The new serial, 'Trilby,' was from the beginning a success, and indeed the first half of the story, which is by far the better, marked a great advance upon its predecessor. The picture drawn, with loving hand, of the young Englishmen working in the French painter's studio in Paris, and reproducing, though with obvious embellishments, the author himself and various old friends and associates, including Frederick Walker (recognisable in many traits of temperament and physique in the character of Little Billee), was indeed, in its chief features, an actual transcript of du Maurier's Quartier Latin experiences during his year in Gleyre's studio. Hardly a humorous incident or detail related was new to the present writer, who had heard them from du Maurier's lips many years before 'Trilby' was written or imagined. They form a picture of la vie de Bohème from an Englishman's standpoint and slightly idealised ; and though lacking the inventive genius of Henri Miirger, yet drawn with less cynicism in the humour, and set in an atmosphere of genuine tenderness and pathos. For the real charm of the story lies in the character of Trilby herself an absolutely original creation, the gradual development of whose better nature under the influence of her three devoted English friends is an achievement not unworthy of the greatest modern masters of fiction. It is to be noted that the supernatural element in du Maurier's romances, to which he apparently looked in the first instance for their attractiveness, in no case justified his expectation. His truest success was attained when he trusted most simply and frankly to his human sympathies, and to the 'familiar matter of to-day.'

The melodrama of M. Svengali and the hypnotic impossibilities attributed to him did not, even when the story was dramatised, it may be safely said, form the real attraction of the performance. As to the chief personages in ' Trilby,' the Laird was drawn in all essential particulars from the late Mr. T. R. Lament, du Maurier's fellow-student in Paris, and afterwards associate of the Royal Water-Colour Society, who remained his intimate friend in after life, and survived him only a few months. The large drawing in 'Trilby' of the head of the Laird is an excellent likeness of Mr. Lamont. The character of Taffy was drawn from more than one original. The chief of these was a very splendidly built and handsome athlete, the friend of Mr. Thomas Armstrong and (Sir) Edward Poynter, who shared a studio with them in Paris after du Maurier's removal to Antwerp. Frederick Walker (the original of Little Billee) was some six years the junior of du Maurier, and was never one of the Paris company.

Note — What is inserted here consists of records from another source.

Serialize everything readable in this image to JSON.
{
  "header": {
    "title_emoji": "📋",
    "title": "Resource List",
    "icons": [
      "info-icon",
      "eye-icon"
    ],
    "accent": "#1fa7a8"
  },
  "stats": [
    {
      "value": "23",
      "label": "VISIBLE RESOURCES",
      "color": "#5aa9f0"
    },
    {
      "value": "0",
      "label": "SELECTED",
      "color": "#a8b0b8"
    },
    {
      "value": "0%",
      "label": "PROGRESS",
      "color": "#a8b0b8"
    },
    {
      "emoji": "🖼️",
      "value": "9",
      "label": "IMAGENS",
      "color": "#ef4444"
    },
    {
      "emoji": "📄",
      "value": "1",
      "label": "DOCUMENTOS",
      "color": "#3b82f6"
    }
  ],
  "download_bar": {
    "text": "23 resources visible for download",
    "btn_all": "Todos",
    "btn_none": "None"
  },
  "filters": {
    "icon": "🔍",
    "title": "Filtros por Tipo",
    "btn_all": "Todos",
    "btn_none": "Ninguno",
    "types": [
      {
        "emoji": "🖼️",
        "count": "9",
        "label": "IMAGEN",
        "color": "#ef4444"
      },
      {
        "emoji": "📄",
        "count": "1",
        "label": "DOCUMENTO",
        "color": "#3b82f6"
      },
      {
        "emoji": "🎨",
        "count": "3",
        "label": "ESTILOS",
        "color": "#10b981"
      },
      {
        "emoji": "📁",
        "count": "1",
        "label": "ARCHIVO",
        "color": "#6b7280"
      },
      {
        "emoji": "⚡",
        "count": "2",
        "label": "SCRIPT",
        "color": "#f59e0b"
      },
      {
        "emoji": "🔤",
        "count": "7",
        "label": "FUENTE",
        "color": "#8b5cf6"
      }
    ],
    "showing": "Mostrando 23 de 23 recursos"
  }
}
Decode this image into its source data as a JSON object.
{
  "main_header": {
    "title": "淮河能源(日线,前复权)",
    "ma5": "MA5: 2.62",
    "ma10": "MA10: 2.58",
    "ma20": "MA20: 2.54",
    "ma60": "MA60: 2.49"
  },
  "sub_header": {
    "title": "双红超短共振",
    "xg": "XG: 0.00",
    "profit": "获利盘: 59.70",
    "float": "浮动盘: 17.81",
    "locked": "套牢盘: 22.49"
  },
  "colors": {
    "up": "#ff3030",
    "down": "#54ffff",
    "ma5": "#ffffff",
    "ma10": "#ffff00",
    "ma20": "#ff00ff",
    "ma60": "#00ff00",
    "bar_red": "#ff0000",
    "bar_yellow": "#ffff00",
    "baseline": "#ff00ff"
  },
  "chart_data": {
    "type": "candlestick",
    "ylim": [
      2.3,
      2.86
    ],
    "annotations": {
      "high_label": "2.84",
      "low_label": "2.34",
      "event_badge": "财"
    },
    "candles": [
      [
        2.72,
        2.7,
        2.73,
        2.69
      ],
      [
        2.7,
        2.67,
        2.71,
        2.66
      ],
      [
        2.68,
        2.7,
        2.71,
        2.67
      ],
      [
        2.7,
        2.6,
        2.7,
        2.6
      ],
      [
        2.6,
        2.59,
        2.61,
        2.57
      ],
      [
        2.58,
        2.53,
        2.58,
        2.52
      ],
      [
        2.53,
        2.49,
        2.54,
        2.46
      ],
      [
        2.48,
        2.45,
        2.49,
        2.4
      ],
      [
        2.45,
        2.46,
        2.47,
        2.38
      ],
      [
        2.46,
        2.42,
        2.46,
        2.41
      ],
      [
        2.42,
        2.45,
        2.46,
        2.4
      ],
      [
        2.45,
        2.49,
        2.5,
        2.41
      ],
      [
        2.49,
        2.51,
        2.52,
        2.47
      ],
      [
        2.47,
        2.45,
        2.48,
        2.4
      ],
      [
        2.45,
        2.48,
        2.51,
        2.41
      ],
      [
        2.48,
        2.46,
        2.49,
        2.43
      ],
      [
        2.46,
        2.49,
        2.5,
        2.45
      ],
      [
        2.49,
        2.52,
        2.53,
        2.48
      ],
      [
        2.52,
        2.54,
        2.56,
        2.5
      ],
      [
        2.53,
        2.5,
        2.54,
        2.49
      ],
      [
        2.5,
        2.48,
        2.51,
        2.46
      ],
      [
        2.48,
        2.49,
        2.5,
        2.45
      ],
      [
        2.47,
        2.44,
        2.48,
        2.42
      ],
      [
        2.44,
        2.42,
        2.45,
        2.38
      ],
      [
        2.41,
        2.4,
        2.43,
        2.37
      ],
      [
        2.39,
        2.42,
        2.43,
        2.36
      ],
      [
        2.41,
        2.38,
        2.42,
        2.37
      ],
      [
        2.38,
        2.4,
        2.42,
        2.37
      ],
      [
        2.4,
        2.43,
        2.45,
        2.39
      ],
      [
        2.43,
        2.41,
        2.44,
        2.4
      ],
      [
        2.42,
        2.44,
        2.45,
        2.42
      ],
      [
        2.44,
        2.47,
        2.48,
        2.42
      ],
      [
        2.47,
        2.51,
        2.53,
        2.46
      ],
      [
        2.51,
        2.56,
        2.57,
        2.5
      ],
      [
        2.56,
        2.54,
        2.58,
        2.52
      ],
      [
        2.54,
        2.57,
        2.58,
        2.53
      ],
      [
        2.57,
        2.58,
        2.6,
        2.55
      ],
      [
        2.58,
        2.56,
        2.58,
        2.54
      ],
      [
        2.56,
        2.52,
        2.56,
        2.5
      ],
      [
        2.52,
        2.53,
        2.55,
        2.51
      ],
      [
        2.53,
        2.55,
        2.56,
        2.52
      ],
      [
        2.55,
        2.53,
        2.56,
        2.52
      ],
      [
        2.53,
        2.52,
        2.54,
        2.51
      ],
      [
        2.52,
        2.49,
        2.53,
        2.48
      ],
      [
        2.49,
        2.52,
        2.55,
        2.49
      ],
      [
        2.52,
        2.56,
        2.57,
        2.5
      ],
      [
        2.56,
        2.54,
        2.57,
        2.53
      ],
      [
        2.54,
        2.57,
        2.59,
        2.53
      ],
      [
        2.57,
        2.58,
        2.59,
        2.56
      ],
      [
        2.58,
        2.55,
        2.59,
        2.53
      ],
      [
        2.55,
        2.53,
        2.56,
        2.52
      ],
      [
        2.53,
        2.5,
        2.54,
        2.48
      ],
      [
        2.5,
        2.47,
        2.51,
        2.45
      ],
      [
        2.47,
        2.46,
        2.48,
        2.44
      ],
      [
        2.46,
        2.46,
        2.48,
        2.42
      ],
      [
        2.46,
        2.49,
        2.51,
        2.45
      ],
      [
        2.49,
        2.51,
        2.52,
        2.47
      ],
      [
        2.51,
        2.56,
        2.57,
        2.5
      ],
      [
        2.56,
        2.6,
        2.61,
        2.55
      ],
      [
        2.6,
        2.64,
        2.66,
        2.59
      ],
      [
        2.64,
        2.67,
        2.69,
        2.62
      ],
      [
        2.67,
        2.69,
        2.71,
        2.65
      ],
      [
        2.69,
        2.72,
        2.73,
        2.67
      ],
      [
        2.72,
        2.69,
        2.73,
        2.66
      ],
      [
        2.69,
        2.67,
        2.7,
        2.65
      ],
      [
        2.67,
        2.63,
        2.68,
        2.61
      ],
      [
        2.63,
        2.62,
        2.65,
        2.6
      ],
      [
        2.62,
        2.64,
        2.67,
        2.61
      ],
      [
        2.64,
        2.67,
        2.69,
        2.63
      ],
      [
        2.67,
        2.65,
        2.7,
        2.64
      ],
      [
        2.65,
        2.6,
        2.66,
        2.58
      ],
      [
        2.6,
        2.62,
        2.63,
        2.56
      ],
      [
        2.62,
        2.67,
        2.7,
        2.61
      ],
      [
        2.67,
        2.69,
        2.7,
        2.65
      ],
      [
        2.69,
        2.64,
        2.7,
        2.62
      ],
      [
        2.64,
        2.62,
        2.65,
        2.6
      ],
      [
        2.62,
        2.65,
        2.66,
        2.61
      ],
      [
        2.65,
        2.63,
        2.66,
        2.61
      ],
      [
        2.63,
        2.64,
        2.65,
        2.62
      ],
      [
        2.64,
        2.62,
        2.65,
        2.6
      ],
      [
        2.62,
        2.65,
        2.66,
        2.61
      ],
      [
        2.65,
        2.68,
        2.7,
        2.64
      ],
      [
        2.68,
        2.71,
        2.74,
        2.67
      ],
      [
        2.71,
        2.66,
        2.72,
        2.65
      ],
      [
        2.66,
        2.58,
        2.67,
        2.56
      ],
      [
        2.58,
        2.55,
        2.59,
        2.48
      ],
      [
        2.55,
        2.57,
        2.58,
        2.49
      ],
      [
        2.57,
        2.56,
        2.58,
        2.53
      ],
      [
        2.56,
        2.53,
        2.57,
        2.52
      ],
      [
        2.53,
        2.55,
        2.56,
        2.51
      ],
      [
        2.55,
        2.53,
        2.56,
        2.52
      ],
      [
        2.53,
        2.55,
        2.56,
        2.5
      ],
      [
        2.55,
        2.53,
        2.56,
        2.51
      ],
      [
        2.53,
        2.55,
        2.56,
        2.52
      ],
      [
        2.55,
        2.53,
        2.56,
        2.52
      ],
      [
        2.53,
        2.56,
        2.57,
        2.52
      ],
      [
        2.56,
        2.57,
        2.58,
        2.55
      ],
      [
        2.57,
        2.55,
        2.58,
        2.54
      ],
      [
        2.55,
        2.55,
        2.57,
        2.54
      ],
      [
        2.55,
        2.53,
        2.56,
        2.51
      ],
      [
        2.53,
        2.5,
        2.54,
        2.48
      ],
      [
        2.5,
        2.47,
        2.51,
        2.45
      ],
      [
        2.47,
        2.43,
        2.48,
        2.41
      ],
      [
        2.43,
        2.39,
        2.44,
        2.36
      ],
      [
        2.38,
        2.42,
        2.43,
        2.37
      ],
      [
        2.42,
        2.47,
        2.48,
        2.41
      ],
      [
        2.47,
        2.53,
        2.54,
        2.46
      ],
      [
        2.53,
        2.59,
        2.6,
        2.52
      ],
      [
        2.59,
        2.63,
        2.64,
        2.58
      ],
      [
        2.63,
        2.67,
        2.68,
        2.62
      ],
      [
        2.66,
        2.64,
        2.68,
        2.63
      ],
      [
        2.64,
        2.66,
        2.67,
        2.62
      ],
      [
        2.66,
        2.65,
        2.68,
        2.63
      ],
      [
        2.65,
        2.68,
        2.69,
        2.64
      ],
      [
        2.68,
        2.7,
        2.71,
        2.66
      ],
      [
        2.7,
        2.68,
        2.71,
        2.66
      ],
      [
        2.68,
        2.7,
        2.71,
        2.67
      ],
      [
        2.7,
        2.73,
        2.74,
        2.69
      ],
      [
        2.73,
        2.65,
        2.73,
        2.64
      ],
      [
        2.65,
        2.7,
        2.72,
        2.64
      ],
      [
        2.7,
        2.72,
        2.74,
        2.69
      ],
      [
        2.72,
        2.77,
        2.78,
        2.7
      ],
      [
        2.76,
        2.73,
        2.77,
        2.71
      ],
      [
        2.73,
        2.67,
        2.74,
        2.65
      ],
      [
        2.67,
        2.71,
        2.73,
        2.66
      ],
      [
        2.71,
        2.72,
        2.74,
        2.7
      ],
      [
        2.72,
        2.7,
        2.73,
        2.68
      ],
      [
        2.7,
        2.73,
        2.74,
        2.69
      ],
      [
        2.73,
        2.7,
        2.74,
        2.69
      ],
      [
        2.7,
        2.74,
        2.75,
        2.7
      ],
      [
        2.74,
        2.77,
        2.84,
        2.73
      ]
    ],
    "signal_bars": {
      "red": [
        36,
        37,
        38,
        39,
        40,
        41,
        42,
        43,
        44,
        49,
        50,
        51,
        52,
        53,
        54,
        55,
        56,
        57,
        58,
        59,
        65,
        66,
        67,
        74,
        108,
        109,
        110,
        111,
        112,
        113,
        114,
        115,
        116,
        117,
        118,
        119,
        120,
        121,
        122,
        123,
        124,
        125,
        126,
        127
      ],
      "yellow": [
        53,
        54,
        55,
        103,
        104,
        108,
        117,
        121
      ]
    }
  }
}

The success of the story, starting in America, and passing speedily to England, proved overwhelming. When reissued in book form, it passed rapidly from edition to edition; and .the author's share of the profits soon sufficed to free him from any anxieties as to the future fortunes of his family. And these gains were to receive considerable additions from the successful dramatisation of the story, in the first instance in America, under the skilful hands of Mr. Paul M. Potter. The play was first produced in London by Mr. Beerbohm Tree at the Haymarket Theatre, of which he was then lessee, in the autumn of 1895, and was acted for six months to overflowing houses Mr. Tree playing Svengali, Miss Dorothea Baird Trilby, and Mr. Lionel Brough and Mr. Charles Allan, as well as the author's son, Mr. Gerald du Maurier, adding materially to the strength of the cast.

It was inevitable, after the immense popularity of 'Trilby,' that liberal offers should be again made to du Maurier for a successor to it. Tempted by these offers he at once addressed himself to the task, though with less appetite and more misgivings than before. The inordinate success of 'Trilby' was no great source of gratification to him. His artistic conscience was not quite at ease, and his own practised critical insight could not but remind him that such sudden triumphs had not fallen to the lot of those masters of fiction on whom he had chiefly based his style. 'Thackeray,' he would sometimes grimly observe, 'never had a boom!' He persisted, however, with his task, and completed the whole text of 'The Martian,' together with a portion of the illustrations, the first instalment of which, in 'Harper's Magazine,' appeared a few days after his death !

Meanwhile, his work for 'Punch' remaining constant, with the addition of his novels and their illustrations, he had tried his strength to the utmost. It was not, however, until the autumn of 1896, when he was staying with his family at his favourite resort, Whitby, that serious apprehensions were felt. In September he returned, by medical advice, to his home in London, then in Oxford Square, Hyde Park, whither he had removed from Hampstead in 1894, and he died there of inflammation of the heart on 6 Oct. 1896. His remains were cremated, and his ashes interred three days later beneath a small yew tree in the parish churchyard of Hampstead.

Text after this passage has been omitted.